Ya büyüyemeyeceğiz. Büyürsek çevreye zarar vereceğiz. Pek adil de paylaşılamayacak büyüyen pasta. Filan. “E ama biz —yani akıllı, eğitimli, zarif, vicdanlı insanlar— başka türlüsünü hayal ettiydik, olmadı. Demek ki…
Ya…
“Bu işin çevreye zarar vermeden, adilce, akıllıca yapılmasını istemeyen bazı hırslı adiler var.” Yahudiler olabilir mesela, onların derdi gücü dünyayı karıştırmaktır, malum. Veya Müslümanlar olabilir. Kapitalistler? Batılılar? Meşrebinize göre bir şeytan mutlaka vardır. Berlin Senfoni’nin bir sonraki konserinde zarif kıyafetlerimizle bir araya geldiğimizde veya dünyaca ünlü Kanadalı ressamın filanca bienaldeki enstalasyonu karşısında hayranlık ifademizi sergileyip vazifemizi ifa ettikten sonra bütün mesuliyeti o şeytana yıkıp, bir sonraki randevunun tarihini konuşabiliriz.
Veya…
“Ay biz ne kadar akıllıyız, eğitimliyiz, zarifiz ve vicdanlıyız.
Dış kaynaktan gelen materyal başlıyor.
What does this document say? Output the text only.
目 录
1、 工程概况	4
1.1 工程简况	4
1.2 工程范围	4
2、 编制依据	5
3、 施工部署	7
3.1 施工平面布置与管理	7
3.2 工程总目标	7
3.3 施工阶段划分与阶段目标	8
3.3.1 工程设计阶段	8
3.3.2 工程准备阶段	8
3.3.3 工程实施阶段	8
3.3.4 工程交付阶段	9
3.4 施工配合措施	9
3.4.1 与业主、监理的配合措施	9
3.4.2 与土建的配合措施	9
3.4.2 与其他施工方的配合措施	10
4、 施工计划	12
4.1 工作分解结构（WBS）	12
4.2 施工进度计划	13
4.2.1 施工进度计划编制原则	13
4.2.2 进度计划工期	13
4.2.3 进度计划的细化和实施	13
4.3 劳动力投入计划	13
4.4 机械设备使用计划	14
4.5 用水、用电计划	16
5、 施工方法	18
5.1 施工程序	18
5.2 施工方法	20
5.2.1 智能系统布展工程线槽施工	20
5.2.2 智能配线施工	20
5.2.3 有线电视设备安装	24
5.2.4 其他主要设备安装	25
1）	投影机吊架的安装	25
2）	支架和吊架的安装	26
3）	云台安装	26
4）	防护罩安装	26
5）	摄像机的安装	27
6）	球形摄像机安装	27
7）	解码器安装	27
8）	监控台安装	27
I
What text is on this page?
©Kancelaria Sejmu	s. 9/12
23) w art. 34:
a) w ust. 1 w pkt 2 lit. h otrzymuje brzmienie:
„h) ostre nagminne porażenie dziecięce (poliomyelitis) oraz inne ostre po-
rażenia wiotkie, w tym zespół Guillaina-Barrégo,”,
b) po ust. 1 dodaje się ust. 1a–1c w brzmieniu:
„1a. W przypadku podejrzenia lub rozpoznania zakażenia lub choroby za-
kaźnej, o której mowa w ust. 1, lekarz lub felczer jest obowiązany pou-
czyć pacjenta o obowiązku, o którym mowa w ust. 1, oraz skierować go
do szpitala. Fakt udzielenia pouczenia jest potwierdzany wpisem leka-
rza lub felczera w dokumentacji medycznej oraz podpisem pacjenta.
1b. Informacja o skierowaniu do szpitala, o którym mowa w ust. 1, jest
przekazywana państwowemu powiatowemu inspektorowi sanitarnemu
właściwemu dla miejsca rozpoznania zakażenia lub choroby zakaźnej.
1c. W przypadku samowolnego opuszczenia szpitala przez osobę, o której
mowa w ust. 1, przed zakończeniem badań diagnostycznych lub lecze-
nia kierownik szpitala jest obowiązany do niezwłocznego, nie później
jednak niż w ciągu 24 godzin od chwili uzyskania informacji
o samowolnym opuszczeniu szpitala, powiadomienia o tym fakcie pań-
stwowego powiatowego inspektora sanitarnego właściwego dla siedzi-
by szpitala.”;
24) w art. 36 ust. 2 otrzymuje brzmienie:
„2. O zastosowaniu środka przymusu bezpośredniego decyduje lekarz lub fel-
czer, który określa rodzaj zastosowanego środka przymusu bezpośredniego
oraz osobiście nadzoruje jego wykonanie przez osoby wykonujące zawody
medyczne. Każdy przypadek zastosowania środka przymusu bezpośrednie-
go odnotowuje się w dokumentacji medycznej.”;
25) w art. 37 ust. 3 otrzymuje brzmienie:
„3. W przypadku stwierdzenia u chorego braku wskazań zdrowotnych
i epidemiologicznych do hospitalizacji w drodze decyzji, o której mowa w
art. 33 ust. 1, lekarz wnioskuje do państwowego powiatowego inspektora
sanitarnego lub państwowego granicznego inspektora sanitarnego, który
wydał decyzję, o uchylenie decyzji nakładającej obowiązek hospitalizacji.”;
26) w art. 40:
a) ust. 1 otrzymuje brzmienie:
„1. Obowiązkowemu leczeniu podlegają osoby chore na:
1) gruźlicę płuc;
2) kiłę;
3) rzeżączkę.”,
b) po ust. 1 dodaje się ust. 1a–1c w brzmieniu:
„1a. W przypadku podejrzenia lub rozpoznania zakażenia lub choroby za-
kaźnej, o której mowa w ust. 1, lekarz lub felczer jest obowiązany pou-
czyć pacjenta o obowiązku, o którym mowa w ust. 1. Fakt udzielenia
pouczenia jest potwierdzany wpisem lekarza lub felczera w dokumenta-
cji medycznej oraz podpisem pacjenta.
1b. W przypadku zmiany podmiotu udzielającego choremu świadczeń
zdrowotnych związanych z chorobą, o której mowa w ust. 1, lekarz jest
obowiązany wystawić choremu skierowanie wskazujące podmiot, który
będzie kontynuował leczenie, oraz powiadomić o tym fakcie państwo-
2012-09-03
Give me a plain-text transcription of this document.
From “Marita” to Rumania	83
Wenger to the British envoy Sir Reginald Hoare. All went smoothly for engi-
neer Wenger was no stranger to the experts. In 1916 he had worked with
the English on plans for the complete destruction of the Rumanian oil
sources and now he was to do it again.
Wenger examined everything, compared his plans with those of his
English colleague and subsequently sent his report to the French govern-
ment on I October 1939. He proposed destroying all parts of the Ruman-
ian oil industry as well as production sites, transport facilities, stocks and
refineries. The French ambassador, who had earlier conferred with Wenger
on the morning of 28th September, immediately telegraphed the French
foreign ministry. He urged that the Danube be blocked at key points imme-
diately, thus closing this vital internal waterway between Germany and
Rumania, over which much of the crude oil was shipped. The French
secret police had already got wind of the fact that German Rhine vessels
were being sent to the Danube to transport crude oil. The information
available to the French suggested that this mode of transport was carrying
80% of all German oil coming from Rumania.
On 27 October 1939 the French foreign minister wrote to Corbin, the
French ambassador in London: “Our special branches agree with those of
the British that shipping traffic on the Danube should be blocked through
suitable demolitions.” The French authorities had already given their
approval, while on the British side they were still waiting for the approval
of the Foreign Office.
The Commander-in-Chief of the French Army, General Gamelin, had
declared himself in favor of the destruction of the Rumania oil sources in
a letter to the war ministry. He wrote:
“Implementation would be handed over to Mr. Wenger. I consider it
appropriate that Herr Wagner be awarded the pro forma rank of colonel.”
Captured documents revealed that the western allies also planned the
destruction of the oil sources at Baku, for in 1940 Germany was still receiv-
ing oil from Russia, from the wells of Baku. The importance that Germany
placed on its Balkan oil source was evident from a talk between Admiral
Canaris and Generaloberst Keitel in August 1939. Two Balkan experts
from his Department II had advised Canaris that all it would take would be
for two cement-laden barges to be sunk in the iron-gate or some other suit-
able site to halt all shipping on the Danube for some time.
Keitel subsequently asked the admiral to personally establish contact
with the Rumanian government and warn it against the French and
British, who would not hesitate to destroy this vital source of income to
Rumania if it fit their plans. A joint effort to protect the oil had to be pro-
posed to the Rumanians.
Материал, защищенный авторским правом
Ve fakat bu cahil yığınlarla da işte ancak bu kadar oluyor.” Bütün insanlar bizim gibi olsalar? Bak ne kadar güzel ve kaliteli bir hayat sürüyoruz. Herkes için tam da bizim hayatımızı istiyoruz. İstemeyen namerttir. Ama olmuyor azizim. Eğitim şart!
***
Onlarca yıldır bu masalı dinledik. Masalı anlatan insanlar öldüler, yerlerini başkaları aldı, insanlar değişti, masal değişmedi. Hayranlaşanlar değişti, hayranlaşma hali baki kaldı yani.
Sonra sosyal medya icat oldu, mertlik bozuldu. Bütün bu oyunun periferisinde veya hatta ta dışında kalmış olanlar da kendi hayranlaşmalarını icat ettiler. “Biz Türk’üz, ceddimiz Çinlilere boyun eğdirdiğinde” filan diye başlayan hikâyelerle hayranlaştı birileri, ötekiler “sen Biruni’yi biliyor musun, bu Avrupalılar daha sıfır sayısını bilmezken” diye hayranlaştı —bunlar sosyal medya yokken de vardılar ve kendilerine hayrandılar ama hayranlaşma imkânları son derece kısıtlıydı. Her toplumda hayranlaşma tekeli kırıldı. Daha önce o tekelin hasılatını kıskançlıkla ve sadece kendi aralarında üleşenler ne olduğunu anlayamadılar— neler olduğunu anlayabilecek kadar akılları yoktu ama kendilerine ve kendileri gibi olanlara da hayrandılar işte.
Eh, pandemiden sonrasına dair bir şeyler düşünülmesi, icat edilmesi gerekiyorsa, insan işte o Davos’ta toplanacak zibidilerden bekliyor bu ihtiyacın karşılanmasını. Ama görünen o ki, onların pandemiden sonrasına dair bir şeylerin düşünülmesi gerektiğini bile idrak ettikleri yok. Adalet, çevre, yönetişim, büyüme filan gibi kavramları makineli tüfek gibi arka arkaya sıralayıp karşılıklı hayranlaşacaklar, kendi ihtiyaçları karşılanmış olacak…
Aylardır tansiyonumu yükselten ve bir türlü doğru dürüst ifade edemediğim hali, Ege Cansen bir tek kelime icat ederek ifade edilebilir kılmış. Sağ olsun.